Can Taiwan create a low-carbon economy without nuclear energy? One MIT researcher finds out.
After the 2011 Fukushima nuclear disaster, energy experts and policymakers around the world began to reassess the future of nuclear power. Countries, including Japan and Germany, have since scaled back or plan to shut down their nuclear power — sparking a global debate on how nations will replace nuclear.
Taiwan is just one country where this intense debate is unfolding. Yen-Heng Henry Chen, a Taiwan native and research scientist at MIT’s Joint Program on the Science and Policy of Global Change, decided to look at how the nation’s economy and emissions reduction strategies might be affected by future changes to Taiwanese nuclear energy policies.

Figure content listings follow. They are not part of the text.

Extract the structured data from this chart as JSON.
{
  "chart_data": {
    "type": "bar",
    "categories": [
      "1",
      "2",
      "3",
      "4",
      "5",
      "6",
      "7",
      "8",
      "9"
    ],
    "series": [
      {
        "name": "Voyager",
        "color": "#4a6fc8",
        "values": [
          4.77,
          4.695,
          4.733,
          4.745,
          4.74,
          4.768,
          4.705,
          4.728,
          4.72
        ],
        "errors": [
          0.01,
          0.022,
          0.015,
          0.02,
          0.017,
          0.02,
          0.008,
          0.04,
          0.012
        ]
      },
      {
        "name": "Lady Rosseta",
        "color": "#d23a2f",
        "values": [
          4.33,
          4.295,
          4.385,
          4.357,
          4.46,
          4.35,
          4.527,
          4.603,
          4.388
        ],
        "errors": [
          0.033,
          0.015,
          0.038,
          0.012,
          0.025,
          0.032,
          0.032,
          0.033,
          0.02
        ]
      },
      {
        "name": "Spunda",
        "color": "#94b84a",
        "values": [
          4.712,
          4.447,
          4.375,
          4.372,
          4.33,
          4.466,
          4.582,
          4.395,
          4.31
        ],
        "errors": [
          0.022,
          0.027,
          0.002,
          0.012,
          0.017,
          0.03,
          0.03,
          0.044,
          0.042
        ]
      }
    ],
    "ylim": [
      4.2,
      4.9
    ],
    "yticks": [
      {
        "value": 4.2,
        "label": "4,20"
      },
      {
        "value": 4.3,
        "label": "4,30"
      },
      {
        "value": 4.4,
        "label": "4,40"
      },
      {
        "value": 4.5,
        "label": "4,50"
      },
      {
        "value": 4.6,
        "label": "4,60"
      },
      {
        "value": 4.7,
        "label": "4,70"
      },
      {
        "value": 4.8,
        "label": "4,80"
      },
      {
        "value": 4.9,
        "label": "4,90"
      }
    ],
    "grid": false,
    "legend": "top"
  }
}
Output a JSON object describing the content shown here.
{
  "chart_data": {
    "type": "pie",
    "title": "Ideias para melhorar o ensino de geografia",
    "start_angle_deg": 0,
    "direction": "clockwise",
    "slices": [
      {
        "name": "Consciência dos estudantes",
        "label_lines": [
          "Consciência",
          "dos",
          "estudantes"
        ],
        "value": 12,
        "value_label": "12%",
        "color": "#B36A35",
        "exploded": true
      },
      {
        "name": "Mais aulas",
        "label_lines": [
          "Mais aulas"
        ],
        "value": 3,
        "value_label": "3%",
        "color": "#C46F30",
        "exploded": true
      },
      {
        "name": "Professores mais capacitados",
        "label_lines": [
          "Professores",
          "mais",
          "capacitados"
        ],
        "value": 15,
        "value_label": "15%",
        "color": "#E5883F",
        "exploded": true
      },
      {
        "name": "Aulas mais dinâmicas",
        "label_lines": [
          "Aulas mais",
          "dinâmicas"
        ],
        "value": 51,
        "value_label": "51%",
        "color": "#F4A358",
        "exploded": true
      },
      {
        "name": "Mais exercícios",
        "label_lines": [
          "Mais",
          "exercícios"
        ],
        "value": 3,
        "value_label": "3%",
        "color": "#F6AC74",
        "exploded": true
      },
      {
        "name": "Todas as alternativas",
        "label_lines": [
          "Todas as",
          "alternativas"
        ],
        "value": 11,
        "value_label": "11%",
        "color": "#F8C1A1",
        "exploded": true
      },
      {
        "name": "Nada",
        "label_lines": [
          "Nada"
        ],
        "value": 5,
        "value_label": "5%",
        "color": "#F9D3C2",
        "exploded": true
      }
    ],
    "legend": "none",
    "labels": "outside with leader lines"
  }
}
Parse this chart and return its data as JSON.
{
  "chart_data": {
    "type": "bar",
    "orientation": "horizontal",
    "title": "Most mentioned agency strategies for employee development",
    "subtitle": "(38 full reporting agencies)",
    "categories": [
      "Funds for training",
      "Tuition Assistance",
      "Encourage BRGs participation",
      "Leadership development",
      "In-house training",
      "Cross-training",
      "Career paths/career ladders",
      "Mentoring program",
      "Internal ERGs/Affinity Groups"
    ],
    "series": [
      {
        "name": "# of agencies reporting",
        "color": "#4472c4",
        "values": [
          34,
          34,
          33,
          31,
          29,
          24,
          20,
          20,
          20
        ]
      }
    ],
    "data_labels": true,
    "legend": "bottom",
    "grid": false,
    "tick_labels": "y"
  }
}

“There has been little research on the interactions between non-nuclear and low-carbon policies,” Chen says. “Taiwan has a small economy and limited natural resources, making it an interesting case study for other countries looking for ways to cut carbon emissions with or without nuclear power.”
The Taiwanese government aims to cut its CO2 emissions in half (from 2000 levels) by 2050. One way they had planned to do this was through nuclear power. Taiwan currently has three nuclear power plants, with plans to bring a fourth plant, the Longmen Nuclear Power Station, online in 2015. This tightly populated country has more than nine million residents within 50 miles of its three existing nuclear reactors. Because Taiwan is similar in topography and fault lines to Japan, the prospect of the new plant — and perhaps others to come — has raised public concerns about the safety of nuclear power.
“After the Fukushima accident, more than 60 percent of the Taiwanese population was against the construction of a new nuclear power plant according to a recent poll,” Chen says. “I wanted to know what it would mean for the Taiwanese economy and the government’s emissions reduction targets if they were to eliminate or reduce nuclear power.”
Taiwan currently imports 99 percent of its energy, which includes oil, natural gas, coal and nuclear. Because the opportunities for alternative low-carbon energies such as solar, wind and hydro are limited, Chen conducted an economy-wide analysis that explored other ways to reduce carbon emissions: nuclear power, a carbon tax, and carbon capture and storage (CCS) technology.
When implementing a low-carbon and non-nuclear policy, without the availability of CCS (which is not yet cost-effective at a large scale), Chen finds that by 2050 GDP would drop by about 20 percent. If CCS were to become more cost-effective and could be added to the low-carbon strategy, GDP would drop by less than 10 percent. But the least expensive way to pursue a low-carbon policy, Chen finds, would be to expand nuclear capacity in addition to adopting CCS. If nuclear capacity was tripled (compared to current levels) and CCS option was feasible, by 2050 GDP loss would be reduced to around five percent.
Absent nuclear power and CCS, “Taiwan needs to convert its industrial structure into a much less energy intensive one if the country is serious about achieving a low-carbon environment,” Chen says. Taiwan’s industrial sector accounts for almost half of the country’s energy demands.
Costs could be lowered for industry and consumers if Taiwan were able to join an international emissions trading system — which Chen looks forward to exploring further in future research.
Until such an international trading system exists, “This case study can help policymakers better understand the costs of cutting CO2 emissions without nuclear energy,” Chen says, “as nuclear power becomes a less viable energy solution in Taiwan and around the world.”